Marie sighed. She was here now, about to play her dream role. This was what she’d been working towards for so many years; it was the thing that had kept her going after the roles in Hollywood dried up. She’d earned this part, and she was a good actress. It didn’t take much effort for her to immerse herself in a role, pretending to be someone else; after all, she’d had plenty of practice, ever since she was a child. Lying or acting – there was so little difference between the two. She’d learned to master both early on.
If only she could stop thinking about Stella.
‘How does my hair look?’ she asked Yvonne.
The make-up artist approached nervously and came to such an abrupt halt she almost stumbled. She surveyed Marie from head to toe, then removed a comb stuck in the bun at the nape of her neck and smoothed a few stray strands of hair. She handed Marie a mirror and waited for her to inspect the results.
‘It looks fine,’ said Marie, and the tense, anxious look on Yvonne’s face vanished.
Marie turned towards the designated wardrobe area where Jörgen was arguing with Sixten, who was in charge of lighting.
‘Are you ready for me yet?’ she asked.
‘Give us another fifteen minutes!’ called Jörgen.
His frustration was obvious in his voice. Marie knew why. Delays cost money.
Once again she wondered how things were going with the finance for the film. This wasn’t the first time she’d worked on a film that started shooting before the money was in place, and on those previous occasions the plug had been pulled on the entire production. Nothing was certain until they passed the point when the film had already cost so much that it wouldn’t be feasible to stop. But they weren’t there yet.
‘Excuse me, but could I ask you a few questions while you’re waiting?’
Marie looked up from her script. A man in his thirties was looking at her with a big smile on his face. Obviously a reporter. Normally, she would never agree to an interview that hadn’t been scheduled in advance, but his skin-tight T-shirt showed off well-toned muscles that made her reluctant to dismiss him out of hand.

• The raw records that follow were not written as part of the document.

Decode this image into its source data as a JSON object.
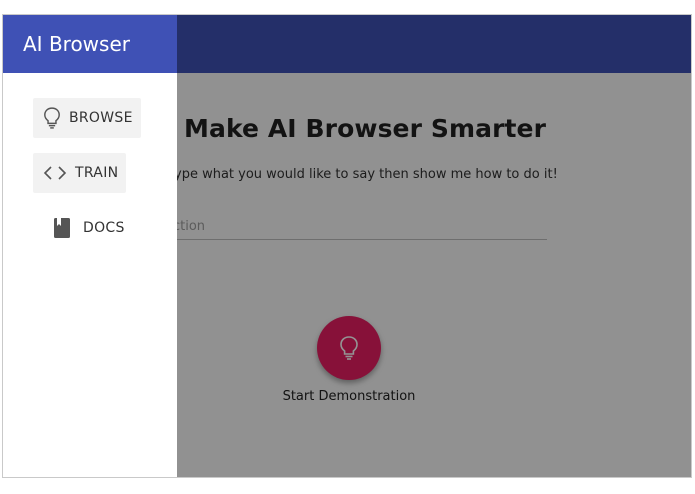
{
  "app": {
    "title": "AI Browser"
  },
  "nav": [
    {
      "label": "BROWSE",
      "icon": "lightbulb-icon"
    },
    {
      "label": "TRAIN",
      "icon": "code-icon"
    },
    {
      "label": "DOCS",
      "icon": "book-icon"
    }
  ],
  "main": {
    "title": "Make AI Browser Smarter",
    "subtitle": "ype what you would like to say then show me how to do it!",
    "input_placeholder": "ction",
    "demo_button": {
      "label": "Start Demonstration",
      "icon": "lightbulb-icon"
    }
  },
  "colors": {
    "primary": "#3f51b5",
    "accent": "#e91e63"
  }
}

‘Sure, ask away. I’m only sitting here waiting.’
Thankfully, Ingrid had always been stylish, so the shirt she was wearing for today’s scene was particularly flattering.

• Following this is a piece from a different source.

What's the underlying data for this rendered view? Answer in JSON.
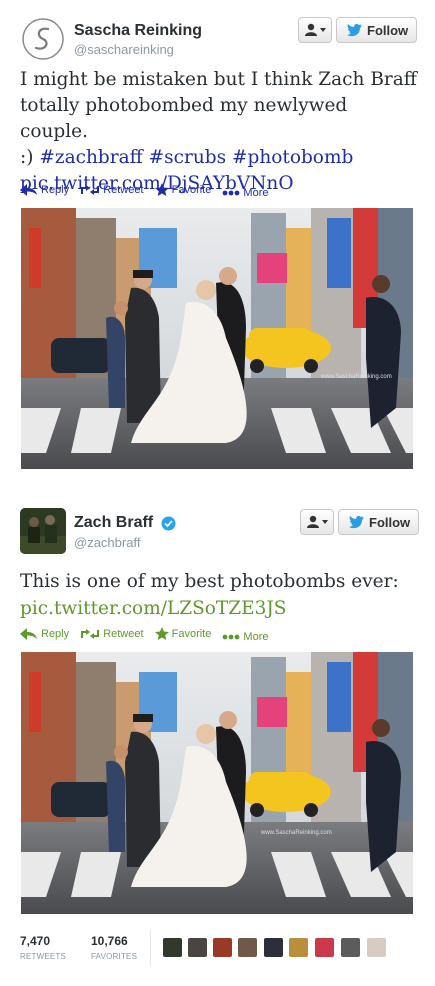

The guy with the six-pack introduced himself as Axel, a reporter from Bohusläningen. He began with several banal questions about the film and her career before he got to what was clearly the purpose of the interview. Marie leaned back and crossed her long legs. The past had served her career well.
‘So how does it feel to be back here? Oh, I almost said “back at the scene of the crime”, but let’s call that a Freudian slip. Because you and Helen have always maintained your innocence.’
‘We were innocent,’ said Marie, noting with satisfaction that the young reporter couldn’t stop staring at her décolletage.
‘Even after you were found guilty of the crime?’ said Axel, making an effort to tear his gaze away from her chest.
‘We were children and completely incapable of committing such a crime, even though we were charged and convicted. Witch hunts still go on, even in this day and age.’
‘So what was it like for you, in the years that followed?’
Marie tossed her head. She would never be able to describe those years to him. He’d probably grown up with two perfect parents who helped him with everything, and he now lived with a significant other and their kids. She glanced at his left hand. A wife, not a significant other, she corrected herself.
‘It was … educational,’ she said. ‘I plan to write about it in detail in my memoirs some day. It’s not something I can describe in a few sentences.’